VIEWPOINT: Delaware’s future demands strong investments in youngest residents
To succeed, Delaware needs to attract young workers.
It is the skills and potential of a growing, diverse workforce – not corporate handouts – that will help us attract and retain businesses here in the First State. In turn, the well-paying jobs that business bring will expand our tax base and better fund services for all Delawareans. To build our workforce, Delaware must invest not only in jobs, but in people, specifically the next generation of workers who, joining with neighbors of all ages, will help energize communities and foster new ideas that innovate industries and improve our state.
By empowering young adults – and supporting them in starting a family, if they so choose – we will drive the next wave of economic growth and create a virtuous cycle of prosperity that will provide better lives for us all.
Policymakers agree about the need to attract and retain young workers, but they often miss the mark on how to meet that goal. Contrary to the stereotypes, young people today don’t simply care about ping-pong tables in the workplace or the best place to get avocado toast. Young workers quickly become young parents, and with the skyrocketing cost of raising a child, especially from birth through age 5, the financial question families are asking is not merely, “Where will I pay the lowest taxes?”
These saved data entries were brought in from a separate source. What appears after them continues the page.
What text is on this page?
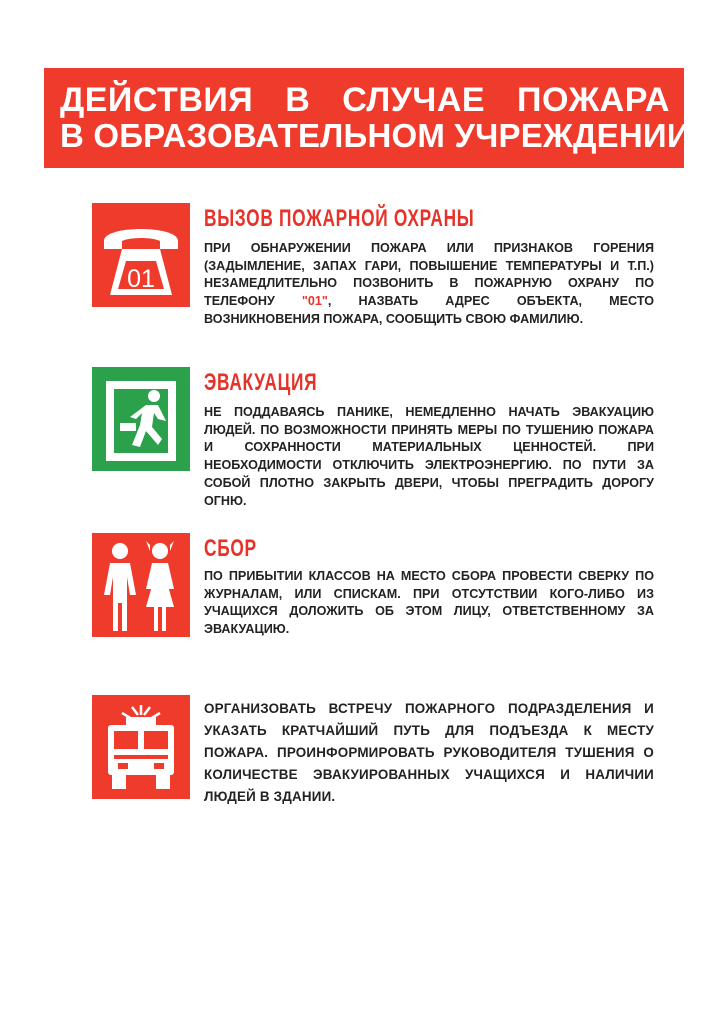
ДЕЙСТВИЯ В СЛУЧАЕ ПОЖАРА
В ОБРАЗОВАТЕЛЬНОМ УЧРЕЖДЕНИИ
01
ВЫЗОВ ПОЖАРНОЙ ОХРАНЫ
ПРИ ОБНАРУЖЕНИИ ПОЖАРА ИЛИ ПРИЗНАКОВ ГОРЕНИЯ (ЗАДЫМЛЕНИЕ, ЗАПАХ ГАРИ, ПОВЫШЕНИЕ ТЕМПЕРАТУРЫ И Т.П.) НЕЗАМЕДЛИТЕЛЬНО ПОЗВОНИТЬ В ПОЖАРНУЮ ОХРАНУ ПО ТЕЛЕФОНУ "01", НАЗВАТЬ АДРЕС ОБЪЕКТА, МЕСТО ВОЗНИКНОВЕНИЯ ПОЖАРА, СООБЩИТЬ СВОЮ ФАМИЛИЮ.
ЭВАКУАЦИЯ
НЕ ПОДДАВАЯСЬ ПАНИКЕ, НЕМЕДЛЕННО НАЧАТЬ ЭВАКУАЦИЮ ЛЮДЕЙ. ПО ВОЗМОЖНОСТИ ПРИНЯТЬ МЕРЫ ПО ТУШЕНИЮ ПОЖАРА И СОХРАННОСТИ МАТЕРИАЛЬНЫХ ЦЕННОСТЕЙ. ПРИ НЕОБХОДИМОСТИ ОТКЛЮЧИТЬ ЭЛЕКТРОЭНЕРГИЮ. ПО ПУТИ ЗА СОБОЙ ПЛОТНО ЗАКРЫТЬ ДВЕРИ, ЧТОБЫ ПРЕГРАДИТЬ ДОРОГУ ОГНЮ.
СБОР
ПО ПРИБЫТИИ КЛАССОВ НА МЕСТО СБОРА ПРОВЕСТИ СВЕРКУ ПО ЖУРНАЛАМ, ИЛИ СПИСКАМ. ПРИ ОТСУТСТВИИ КОГО-ЛИБО ИЗ УЧАЩИХСЯ ДОЛОЖИТЬ ОБ ЭТОМ ЛИЦУ, ОТВЕТСТВЕННОМУ ЗА ЭВАКУАЦИЮ.
ОРГАНИЗОВАТЬ ВСТРЕЧУ ПОЖАРНОГО ПОДРАЗДЕЛЕНИЯ И УКАЗАТЬ КРАТЧАЙШИЙ ПУТЬ ДЛЯ ПОДЪЕЗДА К МЕСТУ ПОЖАРА. ПРОИНФОРМИРОВАТЬ РУКОВОДИТЕЛЯ ТУШЕНИЯ О КОЛИЧЕСТВЕ ЭВАКУИРОВАННЫХ УЧАЩИХСЯ И НАЛИЧИИ ЛЮДЕЙ В ЗДАНИИ.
What younger generations value are fair-paying jobs and communities willing to invest in their well-being, so they can pay their bills without sacrificing their physical and mental health. We believe Delaware’s future success requires a comprehensive cradle-to-career support system that brings down costs facing families, improves outcomes for children of all backgrounds, and makes Delaware a more attractive state to live and work.
Study after study has shown that the winners of the 21st century economy are those places able to attract, retain, and cluster skilled workers. That’s why states across the country are vigorously competing to hold onto talent, as well as attract newcomers looking to build meaningful lives and careers.
It’s a contest Delaware isn’t winning – yet.
The Social Capital Project of Congress’s Joint Economic Committee recently found that Delaware has the second highest level of “brain drain” in the nation just behind North Dakota and only slightly ahead of South Dakota. But most Delawareans don’t need to read a congressional report to know that far too many parents are watching their children leave for opportunities elsewhere, while those who remain are left to compete for jobs that still pay too little and provide few benefits.
If Delaware hopes to attract and retain young workers, we can begin by lowering the financial toll they experience when they start a family with guaranteed paid family and medical leave. We can foster savings and improve outcomes by lowering the cost of childcare and expanding access to pre-K. And we must continue our efforts to make sure every child in Delaware – no matter their zip code – is afforded a strong public education that prepares them for the future.
President Joe Biden understands the problems facing young families and the ways to address them. His Build Back Better agenda, if enacted in its entirety, would lower the costs incurred by families through a national paid leave program, affordable childcare, universal pre-k, and a permanent child tax credit.
Those are the policies families value most. And no matter what happens in Congress with President Biden’s proposal, in order for Delaware to compete, we must be ready to both pass any parts of his agenda left behind and build on the progress of what will surely be a historic investment in our nation’s parents and children.
As we build a bridge to the other side of the COVID-19 pandemic, Delaware has an opportunity to position itself as a state willing to meet people where they are by enacting long-overdue policies that work for the working families of today and tomorrow.
Delawareans deserve a cradle-to-career support system that lifts up our neighbors and positions the First State as a competitive option for families who will drive our economy in the 21st century.
We are committed to creating a prosperous future for our state and that starts with investing in young Delawareans.
State Sen. Kyle Evans Gay (D-Brandywine Hundred) serves as chair of the Senate Elections & Government Affairs Committee. State Sen. Sarah McBride (D-Claymont) serves as chair of the Senate Health & Social Services Committee.